USD/JPY Technical Analysis: Dominance of the bulls in place
Over the past two trading sessions of the past week, the price of the USD/JPY currency pair rose with gains at the 115.43 level before closing stable trading around the 115.18 level. In a sudden wave of hiring, the US economy added a total of 467,000 solid jobs last month, a sign of the economy’s resilience in the face of a wave of Omicron infections.
Friday’s government report also drastically revised its job gain estimates for November and December to a total of 709,000 jobs. He also said the country’s unemployment rate fell from 3.9% to 4%, mainly because more people started looking for work and not all found jobs immediately. Strong job growth in January, which defied expectations of modest gains, showed that many employers are eager to hire even as the pandemic hits. Companies seem to have viewed the Omicron wave as having, at most, a temporary effect on the economy and remain confident in their long-term prospects.
US job gains in January and strong upward revisions to previous months mean the US has 1.1 million more jobs than government data showed just ago a month.
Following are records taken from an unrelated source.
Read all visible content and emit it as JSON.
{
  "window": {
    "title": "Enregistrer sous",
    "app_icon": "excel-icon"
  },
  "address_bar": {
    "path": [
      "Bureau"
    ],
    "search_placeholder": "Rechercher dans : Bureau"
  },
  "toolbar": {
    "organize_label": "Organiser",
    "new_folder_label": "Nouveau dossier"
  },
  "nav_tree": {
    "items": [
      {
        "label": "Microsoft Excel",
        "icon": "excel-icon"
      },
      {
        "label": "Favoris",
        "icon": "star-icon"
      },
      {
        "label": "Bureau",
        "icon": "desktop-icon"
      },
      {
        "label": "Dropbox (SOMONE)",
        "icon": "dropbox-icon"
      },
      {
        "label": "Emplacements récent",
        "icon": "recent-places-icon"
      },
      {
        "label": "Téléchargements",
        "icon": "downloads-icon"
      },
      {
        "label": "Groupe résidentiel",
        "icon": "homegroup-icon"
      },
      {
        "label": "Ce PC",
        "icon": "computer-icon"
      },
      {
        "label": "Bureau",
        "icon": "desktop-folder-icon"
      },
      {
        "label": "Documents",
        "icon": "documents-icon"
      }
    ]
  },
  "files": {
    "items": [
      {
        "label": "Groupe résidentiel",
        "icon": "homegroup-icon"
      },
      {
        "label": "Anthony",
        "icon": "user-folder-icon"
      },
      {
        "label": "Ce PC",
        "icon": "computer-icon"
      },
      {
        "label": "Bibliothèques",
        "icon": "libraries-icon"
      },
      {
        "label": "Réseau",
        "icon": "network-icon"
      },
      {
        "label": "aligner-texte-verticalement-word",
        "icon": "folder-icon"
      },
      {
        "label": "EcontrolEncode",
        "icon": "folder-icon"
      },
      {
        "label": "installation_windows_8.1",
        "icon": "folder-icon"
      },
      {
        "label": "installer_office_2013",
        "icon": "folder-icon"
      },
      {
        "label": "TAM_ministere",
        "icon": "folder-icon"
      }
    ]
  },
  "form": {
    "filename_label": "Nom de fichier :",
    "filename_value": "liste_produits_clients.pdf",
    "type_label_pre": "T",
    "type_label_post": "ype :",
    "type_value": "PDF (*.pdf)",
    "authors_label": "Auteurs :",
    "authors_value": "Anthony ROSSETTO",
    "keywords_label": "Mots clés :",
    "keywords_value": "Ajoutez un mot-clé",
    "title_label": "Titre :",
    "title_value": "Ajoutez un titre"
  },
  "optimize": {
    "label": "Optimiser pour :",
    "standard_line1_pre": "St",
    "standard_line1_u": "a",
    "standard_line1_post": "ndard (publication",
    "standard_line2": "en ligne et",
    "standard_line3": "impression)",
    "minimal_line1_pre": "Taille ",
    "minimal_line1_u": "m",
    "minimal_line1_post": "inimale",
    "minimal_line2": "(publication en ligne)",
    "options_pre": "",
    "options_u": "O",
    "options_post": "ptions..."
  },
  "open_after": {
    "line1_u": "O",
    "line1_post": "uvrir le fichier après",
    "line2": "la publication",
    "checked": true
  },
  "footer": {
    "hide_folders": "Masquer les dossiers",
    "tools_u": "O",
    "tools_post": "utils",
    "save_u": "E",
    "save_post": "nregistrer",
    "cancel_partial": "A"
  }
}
Strong hiring, along with steady wage gains, is boosting consumer spending, which has hit faltering supply chains to accelerate inflation to its highest level in four decades. These trends will give the Fed more leeway to raise US interest rates, perhaps faster than expected, to calm inflation. The Fed has indicated that it will start raising interest rates in March and may do so again at its next meeting in May. A faster rise in interest rates could reduce borrowing and spending and potentially weaken the economy.
Recently, US stocks have fallen on expectations that the Federal Reserve will tighten credit faster before stock prices rebound. The yield on 10-year US Treasury bonds jumped almost a tenth of a percentage point to 1.91%, a sign that investors expect borrowing costs to rise.
Overall, higher interest rates going forward will eventually affect the outlook for economic growth, which equities are currently pricing in. However, higher rates offer higher yields on US debt securities which attract international capital inflows and increase the value of the dollar. Some analysts point out that the US dollar tends to rise in the Fed’s rate hike cycle, but from then on performance could decline. In February, it could see more losses for the pound.
According to the technical analysis of the pair: The recent performance further confirms the magnitude of the opportunity for the bulls to control the direction of the price of the US Dollar against the Japanese Yen currency pair USD/JPY. Nevertheless, I always prefer to sell the pair from every bullish level. On the other hand, on the daily chart, the move towards the 113.45 support level will be the end of the pair’s bullish expectations and the start of a new opposite phase. US dollar pairs are on an important date this week as US inflation figures will be announced.